Richard Baldelli, 55, is the general manager of the Cotswolds Motor Museum in Bourton and lives in Chipping Camden.

He said: "We get anywhere from around 85,000 to 90,000 people a year through our doors and so tourism is a huge part of our business."

"A lot of the Cotswolds suffers from congestion during the business periods. Living around here you tend to avoid those busy periods to visit places. Whether it puts the tourists off or whether they're resigned to the fact that it's going to be busy, I'm not too sure."

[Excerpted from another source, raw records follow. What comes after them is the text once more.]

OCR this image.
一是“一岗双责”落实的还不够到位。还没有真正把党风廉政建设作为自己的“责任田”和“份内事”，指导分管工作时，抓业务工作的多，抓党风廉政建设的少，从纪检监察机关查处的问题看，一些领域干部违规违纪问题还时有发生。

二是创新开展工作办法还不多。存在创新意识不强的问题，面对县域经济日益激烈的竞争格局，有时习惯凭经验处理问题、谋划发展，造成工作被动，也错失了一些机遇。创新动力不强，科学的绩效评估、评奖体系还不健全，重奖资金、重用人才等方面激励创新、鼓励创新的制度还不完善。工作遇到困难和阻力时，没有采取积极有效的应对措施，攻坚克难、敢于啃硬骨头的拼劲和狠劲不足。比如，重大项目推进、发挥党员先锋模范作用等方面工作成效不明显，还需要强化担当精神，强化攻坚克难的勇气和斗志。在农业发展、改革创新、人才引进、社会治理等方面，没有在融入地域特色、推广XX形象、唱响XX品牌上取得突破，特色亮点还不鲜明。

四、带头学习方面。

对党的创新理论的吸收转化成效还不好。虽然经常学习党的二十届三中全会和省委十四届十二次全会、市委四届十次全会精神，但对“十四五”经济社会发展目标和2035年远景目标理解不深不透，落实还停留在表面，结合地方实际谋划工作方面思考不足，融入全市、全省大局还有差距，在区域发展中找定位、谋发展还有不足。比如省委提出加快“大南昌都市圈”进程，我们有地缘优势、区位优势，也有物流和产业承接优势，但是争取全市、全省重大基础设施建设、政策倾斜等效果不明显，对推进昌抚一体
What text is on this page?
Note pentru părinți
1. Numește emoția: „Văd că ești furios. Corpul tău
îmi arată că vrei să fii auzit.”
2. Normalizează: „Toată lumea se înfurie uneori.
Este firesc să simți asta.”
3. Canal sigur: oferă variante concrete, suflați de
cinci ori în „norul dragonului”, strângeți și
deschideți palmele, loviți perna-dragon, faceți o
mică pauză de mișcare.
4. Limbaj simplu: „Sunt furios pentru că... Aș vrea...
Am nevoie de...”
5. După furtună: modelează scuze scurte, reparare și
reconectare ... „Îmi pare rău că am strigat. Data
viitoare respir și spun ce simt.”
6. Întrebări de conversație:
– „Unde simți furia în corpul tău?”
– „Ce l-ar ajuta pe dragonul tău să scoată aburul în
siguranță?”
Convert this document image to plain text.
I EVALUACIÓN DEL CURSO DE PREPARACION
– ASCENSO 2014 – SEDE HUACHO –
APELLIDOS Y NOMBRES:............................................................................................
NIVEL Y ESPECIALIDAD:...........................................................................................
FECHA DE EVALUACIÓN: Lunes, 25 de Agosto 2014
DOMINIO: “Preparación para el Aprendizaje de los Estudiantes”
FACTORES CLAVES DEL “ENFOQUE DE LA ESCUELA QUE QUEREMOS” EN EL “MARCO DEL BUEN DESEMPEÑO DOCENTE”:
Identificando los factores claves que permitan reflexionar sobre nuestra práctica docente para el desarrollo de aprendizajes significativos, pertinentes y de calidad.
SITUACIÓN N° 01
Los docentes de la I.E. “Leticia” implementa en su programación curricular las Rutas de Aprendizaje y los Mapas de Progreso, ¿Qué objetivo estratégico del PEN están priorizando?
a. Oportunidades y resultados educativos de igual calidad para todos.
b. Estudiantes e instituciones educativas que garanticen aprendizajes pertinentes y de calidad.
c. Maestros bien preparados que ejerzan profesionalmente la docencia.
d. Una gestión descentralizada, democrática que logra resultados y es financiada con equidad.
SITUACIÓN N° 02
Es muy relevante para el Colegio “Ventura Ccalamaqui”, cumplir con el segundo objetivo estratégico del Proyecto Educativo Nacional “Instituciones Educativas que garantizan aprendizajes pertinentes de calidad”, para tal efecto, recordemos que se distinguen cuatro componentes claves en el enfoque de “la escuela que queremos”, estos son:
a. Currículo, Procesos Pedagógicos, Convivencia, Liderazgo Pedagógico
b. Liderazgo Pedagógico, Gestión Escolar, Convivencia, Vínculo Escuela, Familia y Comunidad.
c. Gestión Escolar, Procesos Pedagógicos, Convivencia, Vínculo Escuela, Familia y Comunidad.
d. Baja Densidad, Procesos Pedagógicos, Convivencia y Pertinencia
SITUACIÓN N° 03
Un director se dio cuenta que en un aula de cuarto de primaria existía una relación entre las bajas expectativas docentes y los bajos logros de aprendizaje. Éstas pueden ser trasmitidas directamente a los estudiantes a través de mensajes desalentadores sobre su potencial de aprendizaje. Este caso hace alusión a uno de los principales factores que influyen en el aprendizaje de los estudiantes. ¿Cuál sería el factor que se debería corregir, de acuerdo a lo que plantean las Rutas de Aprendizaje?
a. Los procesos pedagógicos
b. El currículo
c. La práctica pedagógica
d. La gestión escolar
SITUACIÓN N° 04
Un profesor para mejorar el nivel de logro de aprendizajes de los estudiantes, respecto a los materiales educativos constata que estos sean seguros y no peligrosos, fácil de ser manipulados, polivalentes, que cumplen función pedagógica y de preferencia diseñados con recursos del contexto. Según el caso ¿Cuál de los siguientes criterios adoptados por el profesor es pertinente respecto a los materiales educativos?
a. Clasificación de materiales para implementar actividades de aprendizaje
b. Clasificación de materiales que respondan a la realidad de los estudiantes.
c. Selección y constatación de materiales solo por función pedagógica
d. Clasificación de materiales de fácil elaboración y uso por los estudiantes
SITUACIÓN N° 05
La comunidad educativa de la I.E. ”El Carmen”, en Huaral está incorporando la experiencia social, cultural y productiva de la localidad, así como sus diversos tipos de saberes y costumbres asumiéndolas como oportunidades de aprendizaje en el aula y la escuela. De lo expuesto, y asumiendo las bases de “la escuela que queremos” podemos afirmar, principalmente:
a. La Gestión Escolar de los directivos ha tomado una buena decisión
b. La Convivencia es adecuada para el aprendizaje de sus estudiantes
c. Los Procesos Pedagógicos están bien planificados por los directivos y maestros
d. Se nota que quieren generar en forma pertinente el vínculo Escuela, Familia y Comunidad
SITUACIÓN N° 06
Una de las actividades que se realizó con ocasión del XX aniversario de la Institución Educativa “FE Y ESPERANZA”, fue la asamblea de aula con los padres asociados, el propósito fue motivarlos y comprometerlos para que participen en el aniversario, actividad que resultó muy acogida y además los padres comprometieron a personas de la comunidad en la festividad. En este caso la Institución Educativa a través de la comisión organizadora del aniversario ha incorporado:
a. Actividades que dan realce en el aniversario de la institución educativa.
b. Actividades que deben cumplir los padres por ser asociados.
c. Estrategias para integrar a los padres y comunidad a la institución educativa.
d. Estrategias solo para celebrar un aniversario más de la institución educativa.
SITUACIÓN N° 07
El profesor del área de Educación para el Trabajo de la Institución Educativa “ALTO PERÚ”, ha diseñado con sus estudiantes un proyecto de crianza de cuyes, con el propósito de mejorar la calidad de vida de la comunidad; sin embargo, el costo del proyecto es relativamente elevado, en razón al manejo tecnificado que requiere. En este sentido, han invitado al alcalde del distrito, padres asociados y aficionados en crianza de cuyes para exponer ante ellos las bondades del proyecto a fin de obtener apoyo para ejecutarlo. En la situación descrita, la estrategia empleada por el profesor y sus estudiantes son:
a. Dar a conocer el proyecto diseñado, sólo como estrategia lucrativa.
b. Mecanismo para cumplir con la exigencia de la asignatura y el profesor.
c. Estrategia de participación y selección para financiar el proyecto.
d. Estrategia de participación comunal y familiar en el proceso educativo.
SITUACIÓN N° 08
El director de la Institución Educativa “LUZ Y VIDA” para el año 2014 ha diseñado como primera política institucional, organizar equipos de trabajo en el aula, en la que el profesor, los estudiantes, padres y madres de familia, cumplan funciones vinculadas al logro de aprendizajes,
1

"The whole of the Cotswolds has issues with congestion, availability of parking and traffic, it's the nature of the beast – it's a popular place to visit."

"The coach plans aren't blocking access to the care home. It's less than ideal but at the end of the day it's a public street. It's important here, most of the businesses rely on the tourist trade from some degree to another. That's the same for many rural villages and market towns around here."

"How you mitigate the tourism, there has to be some common sense and some compromises made. As long as residents and businesses are listened to, that's the main thing. "

''The solutions and compromises will hopefully alleviate as many problems as possible, but there will always be people who are more affected than others. But without thriving businesses, then the community suffers more generally.

"I think communication is important. I've seen and read nothing in terms of the solution, how they've come about the decision and why they've decided to implement certain changes. "

''It means residents are better informed. We don't receive anything as a business that says why they've come to the decision and these are the conclusions that have been drawn.

''They haven't even asked us for our opinion on it, which seems to me to be a missed opportunity to understand the implications of a decision or the knock-on effect and build a community-wide consensus."

GCC Highways says it wants feedback from the parish council and local residents during the period. Councilors disagreed on the plans.

County Council leader Stephen Davies said:

''It's not a long-term solution, it's a temporary solution to alleviate the current problem while we work with all those involved including the parish and the district.

"The long-term solution will probably need more work and that will involve discussions with the local businesses as well."